This documentation is for Version 1 of the Amazon CLI only. For documentation related to Version 2 of the Amazon CLI, see the Version 2 User Guide.
Controlling command output in the Amazon CLI
This section describes the different ways to control the output from the Amazon Command Line Interface (Amazon CLI). Customizing the Amazon CLI output in your terminal can improve readability, streamline scripting automation and provide easier navigation through larger data sets.
The Amazon CLI supports multiple output formats, including json, text, and table. Some services have server-side pagination for their data.
Lastly, the Amazon CLI has both server-side and client-side filtering that you can use individually or together to filter your Amazon CLI output.
Topics
Sensitive output
Some operations of the Amazon CLI might return information that could be considered sensitive, including information from environment variables. The exposure of this information might represent a security risk in certain scenarios; for example, the information could be included in continuous integration and continuous deployment (CI/CD) logs. It is therefore important that you review when you are including such output as part of your logs, and suppress the output when not needed.
For additional information about protecting sensitive data, see Data protection in the Amazon CLI.

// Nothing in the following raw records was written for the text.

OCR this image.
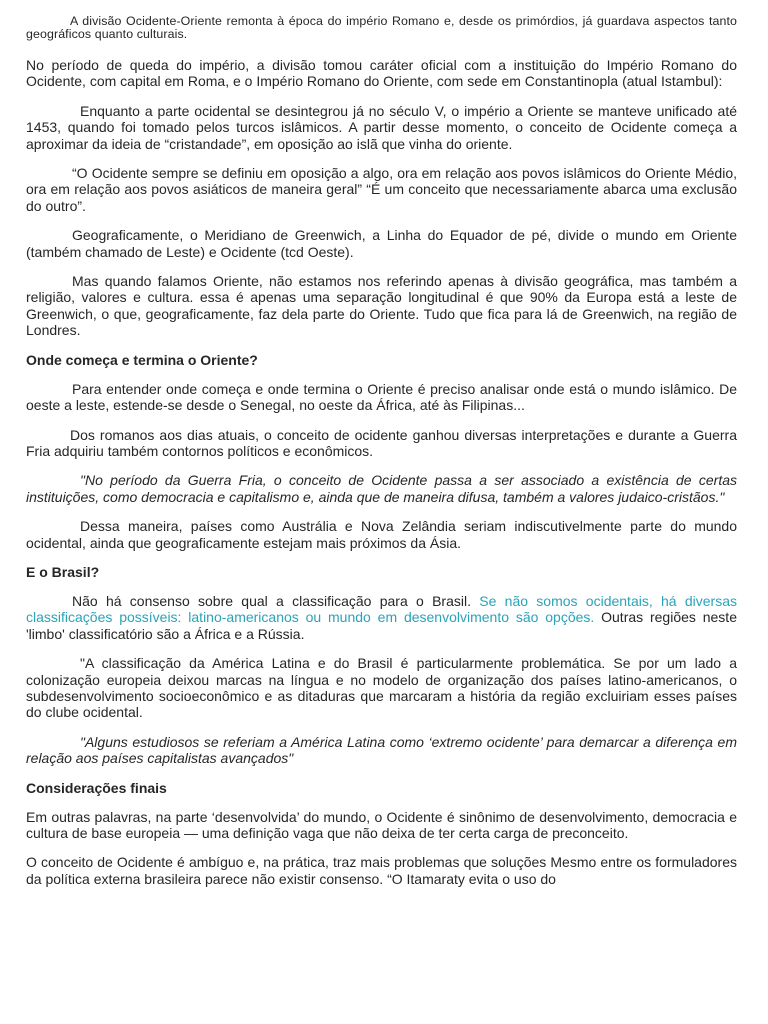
A divisão Ocidente-Oriente remonta à época do império Romano e, desde os primórdios, já guardava aspectos tanto geográficos quanto culturais.

No período de queda do império, a divisão tomou caráter oficial com a instituição do Império Romano do Ocidente, com capital em Roma, e o Império Romano do Oriente, com sede em Constantinopla (atual Istambul):

Enquanto a parte ocidental se desintegrou já no século V, o império a Oriente se manteve unificado até 1453, quando foi tomado pelos turcos islâmicos. A partir desse momento, o conceito de Ocidente começa a aproximar da ideia de “cristandade”, em oposição ao islã que vinha do oriente.

“O Ocidente sempre se definiu em oposição a algo, ora em relação aos povos islâmicos do Oriente Médio, ora em relação aos povos asiáticos de maneira geral” “É um conceito que necessariamente abarca uma exclusão do outro”.

Geograficamente, o Meridiano de Greenwich, a Linha do Equador de pé, divide o mundo em Oriente (também chamado de Leste) e Ocidente (tcd Oeste).

Mas quando falamos Oriente, não estamos nos referindo apenas à divisão geográfica, mas também a religião, valores e cultura. essa é apenas uma separação longitudinal é que 90% da Europa está a leste de Greenwich, o que, geograficamente, faz dela parte do Oriente. Tudo que fica para lá de Greenwich, na região de Londres.

Onde começa e termina o Oriente?

Para entender onde começa e onde termina o Oriente é preciso analisar onde está o mundo islâmico. De oeste a leste, estende-se desde o Senegal, no oeste da África, até às Filipinas...

Dos romanos aos dias atuais, o conceito de ocidente ganhou diversas interpretações e durante a Guerra Fria adquiriu também contornos políticos e econômicos.

"No período da Guerra Fria, o conceito de Ocidente passa a ser associado a existência de certas instituições, como democracia e capitalismo e, ainda que de maneira difusa, também a valores judaico-cristãos."

Dessa maneira, países como Austrália e Nova Zelândia seriam indiscutivelmente parte do mundo ocidental, ainda que geograficamente estejam mais próximos da Ásia.

E o Brasil?

Não há consenso sobre qual a classificação para o Brasil. Se não somos ocidentais, há diversas classificações possíveis: latino-americanos ou mundo em desenvolvimento são opções. Outras regiões neste 'limbo' classificatório são a África e a Rússia.

"A classificação da América Latina e do Brasil é particularmente problemática. Se por um lado a colonização europeia deixou marcas na língua e no modelo de organização dos países latino-americanos, o subdesenvolvimento socioeconômico e as ditaduras que marcaram a história da região excluiriam esses países do clube ocidental.

"Alguns estudiosos se referiam a América Latina como ‘extremo ocidente’ para demarcar a diferença em relação aos países capitalistas avançados"

Considerações finais

Em outras palavras, na parte ‘desenvolvida’ do mundo, o Ocidente é sinônimo de desenvolvimento, democracia e cultura de base europeia — uma definição vaga que não deixa de ter certa carga de preconceito.

O conceito de Ocidente é ambíguo e, na prática, traz mais problemas que soluções Mesmo entre os formuladores da política externa brasileira parece não existir consenso. “O Itamaraty evita o uso do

Consider the following best practices:
-
Consider programmatically retrieving your secrets from a secrets store, such as Amazon Secrets Manager.
-
Review the contents of your build logs to ensure they do not contain sensitive information. Consider approaches such as piping to
/dev/null
or capturing the output as a bash or PowerShell variable to suppress command outputs.The following is a bash example for redirecting output, but not errors, to
/dev/null
:$
aws s3 ls > /dev/null
For specifics on suppressing output for your terminal, see the user documentation of the terminal you use.
-
Consider the access of your logs and scope the access appropriately for your use case.

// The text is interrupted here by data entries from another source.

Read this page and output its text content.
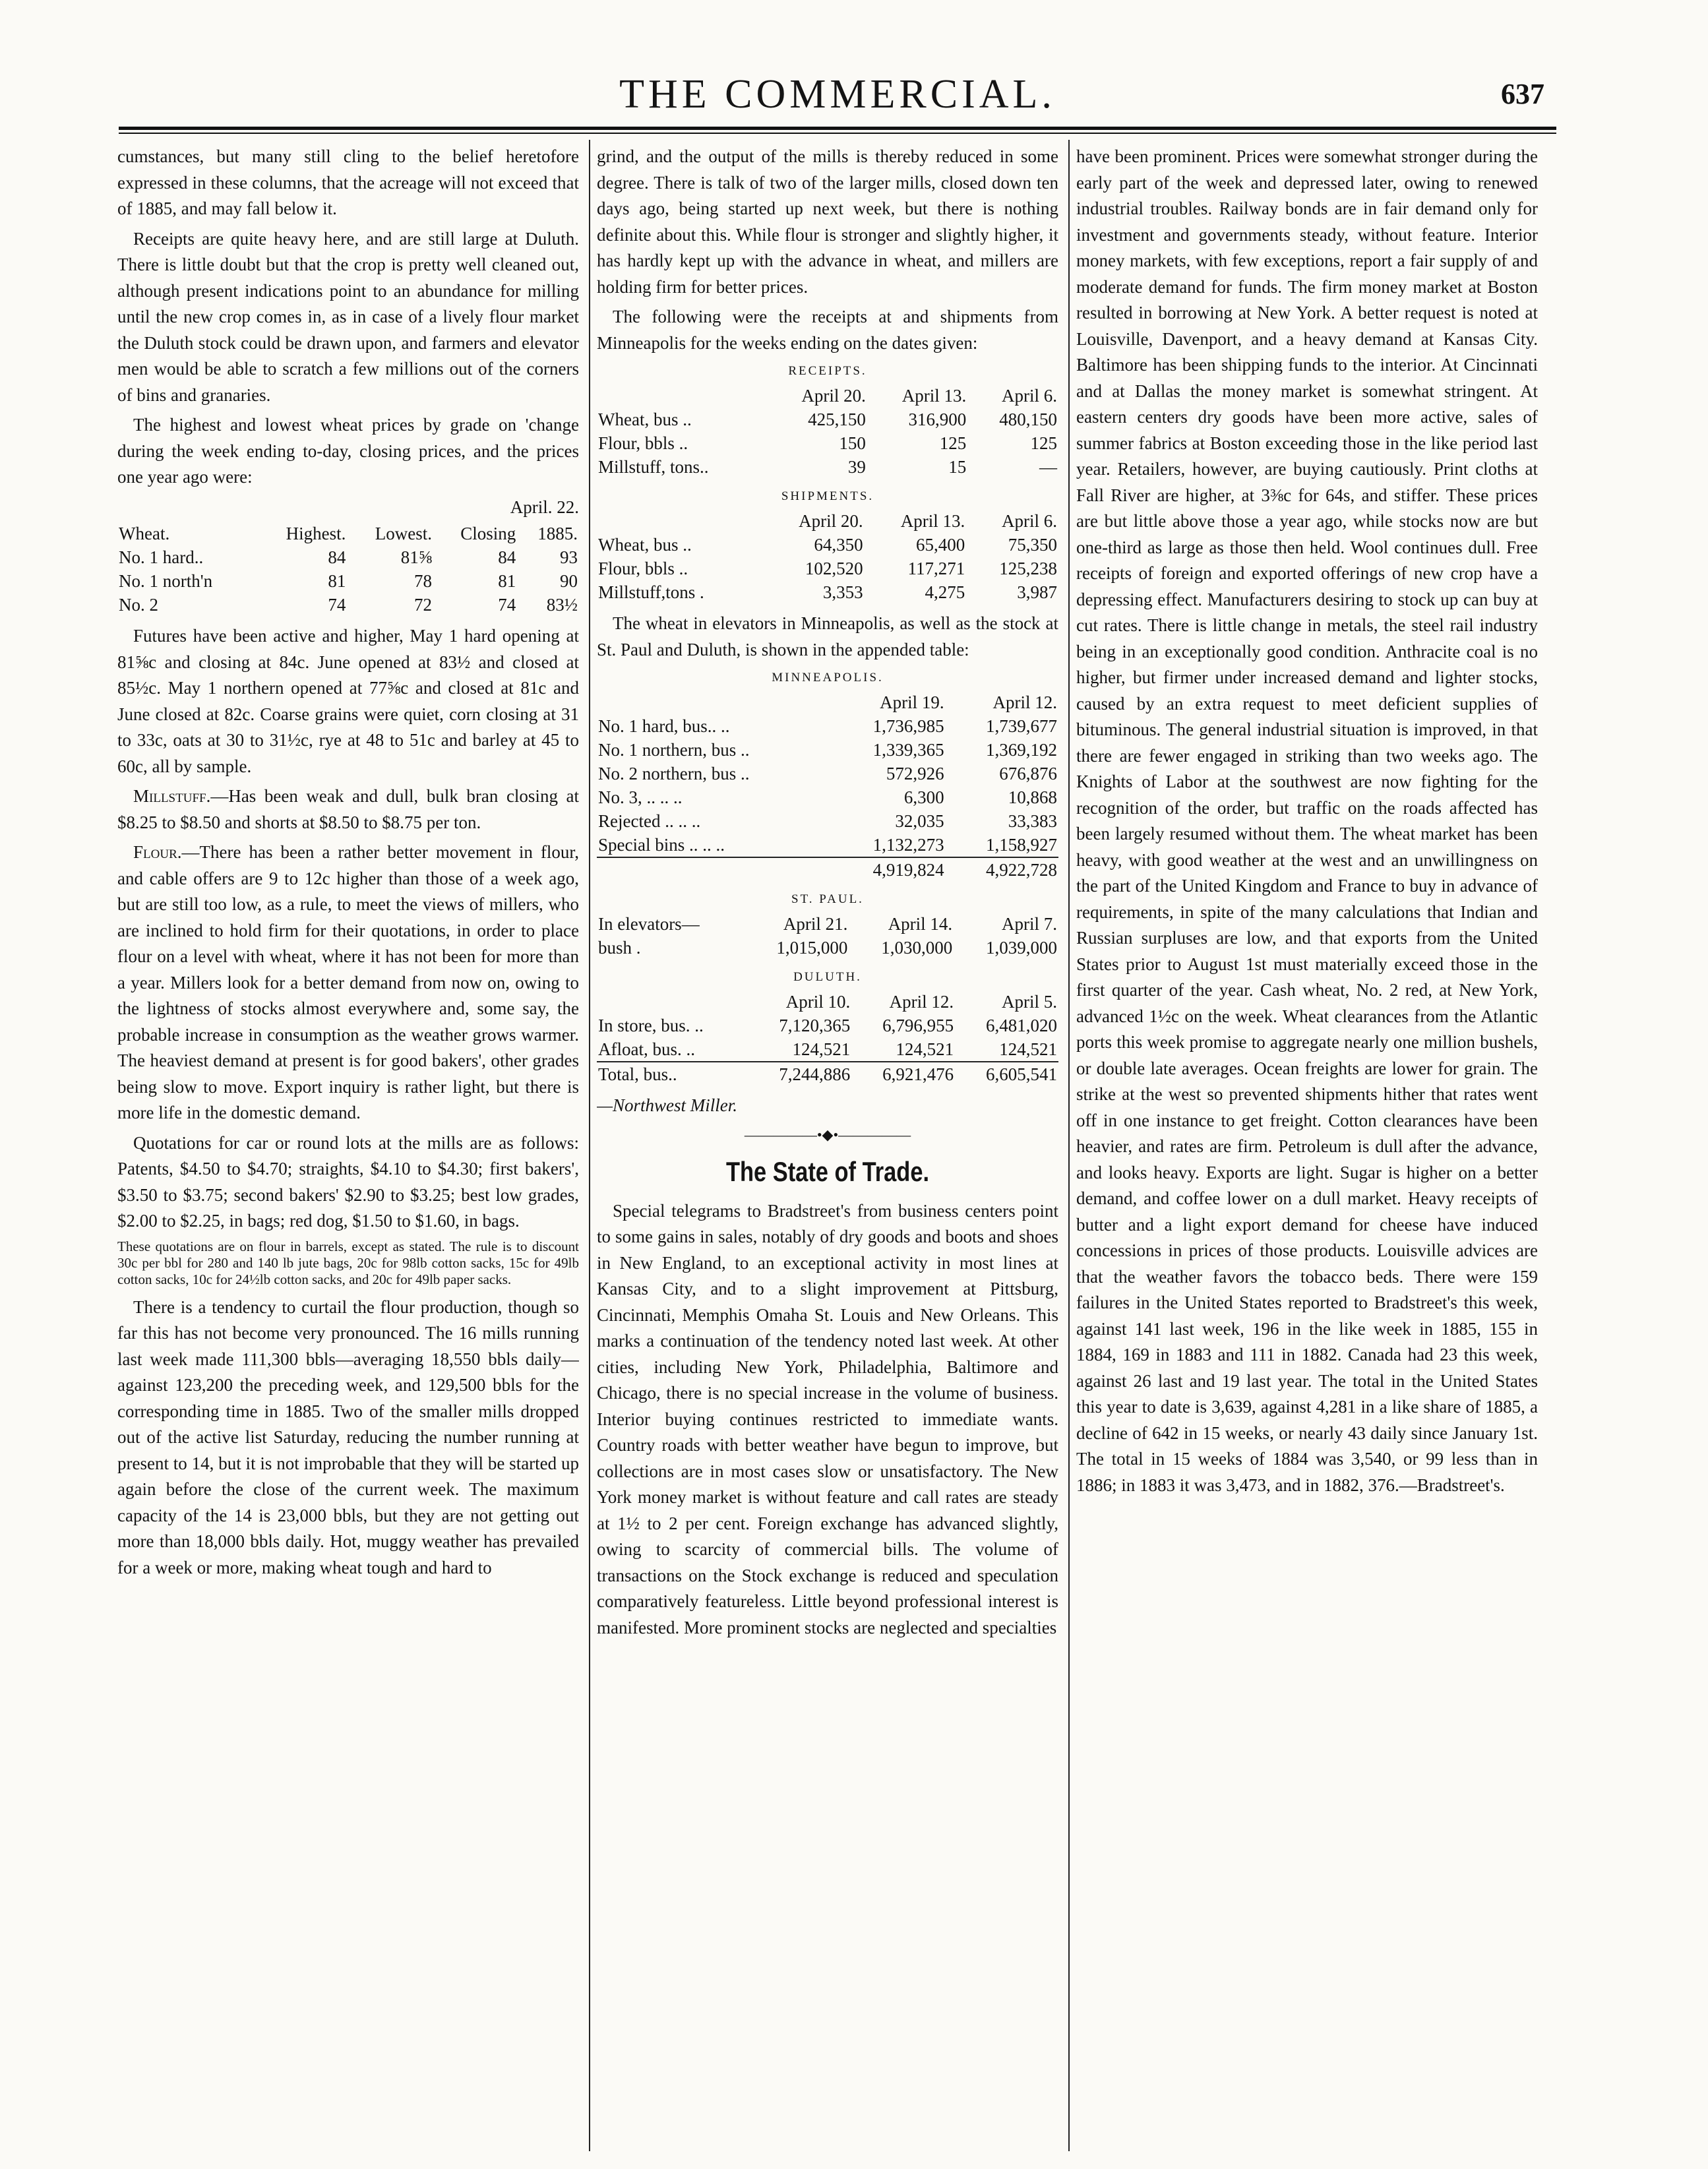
THE COMMERCIAL.	637

cumstances, but many still cling to the belief heretofore expressed in these columns, that the acreage will not exceed that of 1885, and may fall below it.

Receipts are quite heavy here, and are still large at Duluth. There is little doubt but that the crop is pretty well cleaned out, although present indications point to an abundance for milling until the new crop comes in, as in case of a lively flour market the Duluth stock could be drawn upon, and farmers and elevator men would be able to scratch a few millions out of the corners of bins and granaries.

The highest and lowest wheat prices by grade on 'change during the week ending to-day, closing prices, and the prices one year ago were:

April. 22.

Wheat.	Highest.	Lowest.	Closing	1885.
No. 1 hard..	84	81⅝	84	93
No. 1 north'n	81	78	81	90
No. 2	74	72	74	83½

Futures have been active and higher, May 1 hard opening at 81⅝c and closing at 84c. June opened at 83½ and closed at 85½c. May 1 northern opened at 77⅝c and closed at 81c and June closed at 82c. Coarse grains were quiet, corn closing at 31 to 33c, oats at 30 to 31½c, rye at 48 to 51c and barley at 45 to 60c, all by sample.

Millstuff.—Has been weak and dull, bulk bran closing at $8.25 to $8.50 and shorts at $8.50 to $8.75 per ton.

Flour.—There has been a rather better movement in flour, and cable offers are 9 to 12c higher than those of a week ago, but are still too low, as a rule, to meet the views of millers, who are inclined to hold firm for their quotations, in order to place flour on a level with wheat, where it has not been for more than a year. Millers look for a better demand from now on, owing to the lightness of stocks almost everywhere and, some say, the probable increase in consumption as the weather grows warmer. The heaviest demand at present is for good bakers', other grades being slow to move. Export inquiry is rather light, but there is more life in the domestic demand.

Quotations for car or round lots at the mills are as follows: Patents, $4.50 to $4.70; straights, $4.10 to $4.30; first bakers', $3.50 to $3.75; second bakers' $2.90 to $3.25; best low grades, $2.00 to $2.25, in bags; red dog, $1.50 to $1.60, in bags.

These quotations are on flour in barrels, except as stated. The rule is to discount 30c per bbl for 280 and 140 lb jute bags, 20c for 98lb cotton sacks, 15c for 49lb cotton sacks, 10c for 24½lb cotton sacks, and 20c for 49lb paper sacks.

There is a tendency to curtail the flour production, though so far this has not become very pronounced. The 16 mills running last week made 111,300 bbls—averaging 18,550 bbls daily—against 123,200 the preceding week, and 129,500 bbls for the corresponding time in 1885. Two of the smaller mills dropped out of the active list Saturday, reducing the number running at present to 14, but it is not improbable that they will be started up again before the close of the current week. The maximum capacity of the 14 is 23,000 bbls, but they are not getting out more than 18,000 bbls daily. Hot, muggy weather has prevailed for a week or more, making wheat tough and hard to

grind, and the output of the mills is thereby reduced in some degree. There is talk of two of the larger mills, closed down ten days ago, being started up next week, but there is nothing definite about this. While flour is stronger and slightly higher, it has hardly kept up with the advance in wheat, and millers are holding firm for better prices.

The following were the receipts at and shipments from Minneapolis for the weeks ending on the dates given:

RECEIPTS.
	April 20.	April 13.	April 6.
Wheat, bus ..	425,150	316,900	480,150
Flour, bbls ..	150	125	125
Millstuff, tons..	39	15	—
SHIPMENTS.
	April 20.	April 13.	April 6.
Wheat, bus ..	64,350	65,400	75,350
Flour, bbls ..	102,520	117,271	125,238
Millstuff,tons .	3,353	4,275	3,987

The wheat in elevators in Minneapolis, as well as the stock at St. Paul and Duluth, is shown in the appended table:

MINNEAPOLIS.
	April 19.	April 12.
No. 1 hard, bus.. ..	1,736,985	1,739,677
No. 1 northern, bus ..	1,339,365	1,369,192
No. 2 northern, bus ..	572,926	676,876
No. 3, .. .. ..	6,300	10,868
Rejected .. .. ..	32,035	33,383
Special bins .. .. ..	1,132,273	1,158,927
	4,919,824	4,922,728
ST. PAUL.
In elevators—	April 21.	April 14.	April 7.
bush .	1,015,000	1,030,000	1,039,000
DULUTH.
	April 10.	April 12.	April 5.
In store, bus. ..	7,120,365	6,796,955	6,481,020
Afloat, bus. ..	124,521	124,521	124,521
Total, bus..	7,244,886	6,921,476	6,605,541

—Northwest Miller.

—————•◆•—————
The State of Trade.

Special telegrams to Bradstreet's from business centers point to some gains in sales, notably of dry goods and boots and shoes in New England, to an exceptional activity in most lines at Kansas City, and to a slight improvement at Pittsburg, Cincinnati, Memphis Omaha St. Louis and New Orleans. This marks a continuation of the tendency noted last week. At other cities, including New York, Philadelphia, Baltimore and Chicago, there is no special increase in the volume of business. Interior buying continues restricted to immediate wants. Country roads with better weather have begun to improve, but collections are in most cases slow or unsatisfactory. The New York money market is without feature and call rates are steady at 1½ to 2 per cent. Foreign exchange has advanced slightly, owing to scarcity of commercial bills. The volume of transactions on the Stock exchange is reduced and speculation comparatively featureless. Little beyond professional interest is manifested. More prominent stocks are neglected and specialties

have been prominent. Prices were somewhat stronger during the early part of the week and depressed later, owing to renewed industrial troubles. Railway bonds are in fair demand only for investment and governments steady, without feature. Interior money markets, with few exceptions, report a fair supply of and moderate demand for funds. The firm money market at Boston resulted in borrowing at New York. A better request is noted at Louisville, Davenport, and a heavy demand at Kansas City. Baltimore has been shipping funds to the interior. At Cincinnati and at Dallas the money market is somewhat stringent. At eastern centers dry goods have been more active, sales of summer fabrics at Boston exceeding those in the like period last year. Retailers, however, are buying cautiously. Print cloths at Fall River are higher, at 3⅜c for 64s, and stiffer. These prices are but little above those a year ago, while stocks now are but one-third as large as those then held. Wool continues dull. Free receipts of foreign and exported offerings of new crop have a depressing effect. Manufacturers desiring to stock up can buy at cut rates. There is little change in metals, the steel rail industry being in an exceptionally good condition. Anthracite coal is no higher, but firmer under increased demand and lighter stocks, caused by an extra request to meet deficient supplies of bituminous. The general industrial situation is improved, in that there are fewer engaged in striking than two weeks ago. The Knights of Labor at the southwest are now fighting for the recognition of the order, but traffic on the roads affected has been largely resumed without them. The wheat market has been heavy, with good weather at the west and an unwillingness on the part of the United Kingdom and France to buy in advance of requirements, in spite of the many calculations that Indian and Russian surpluses are low, and that exports from the United States prior to August 1st must materially exceed those in the first quarter of the year. Cash wheat, No. 2 red, at New York, advanced 1½c on the week. Wheat clearances from the Atlantic ports this week promise to aggregate nearly one million bushels, or double late averages. Ocean freights are lower for grain. The strike at the west so prevented shipments hither that rates went off in one instance to get freight. Cotton clearances have been heavier, and rates are firm. Petroleum is dull after the advance, and looks heavy. Exports are light. Sugar is higher on a better demand, and coffee lower on a dull market. Heavy receipts of butter and a light export demand for cheese have induced concessions in prices of those products. Louisville advices are that the weather favors the tobacco beds. There were 159 failures in the United States reported to Bradstreet's this week, against 141 last week, 196 in the like week in 1885, 155 in 1884, 169 in 1883 and 111 in 1882. Canada had 23 this week, against 26 last and 19 last year. The total in the United States this year to date is 3,639, against 4,281 in a like share of 1885, a decline of 642 in 15 weeks, or nearly 43 daily since January 1st. The total in 15 weeks of 1884 was 3,540, or 99 less than in 1886; in 1883 it was 3,473, and in 1882, 376.—Bradstreet's.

Server-side vs client-side output options
The Amazon CLI has both server-side and client-side
filtering that you can use individually or together to filter your Amazon CLI
output. Server-side filtering is processed first and returns your output for client-side
filtering. Server-side filtering is supported by the service API. Client-side filtering
is supported by the Amazon CLI client using the --query
parameter.
Server-side output options are features directly supported by the Amazon Web Services service API. Any data that is filtered or paged out is not sent to the client, which can speed up HTTP response times and improve bandwidth for larger data sets.
Client-side output options are features created by the Amazon CLI. All data is sent to the client, then the Amazon CLI filters or pages the content displayed. Client-side operations do not save on speed or bandwidth for larger datasets.
When server-side and client-side options are used together, server-side operations are completed first and then sent to the client for client-side operations. This uses the potential speed and bandwidth savings of server-side options, while using additional Amazon CLI features to get your desired output.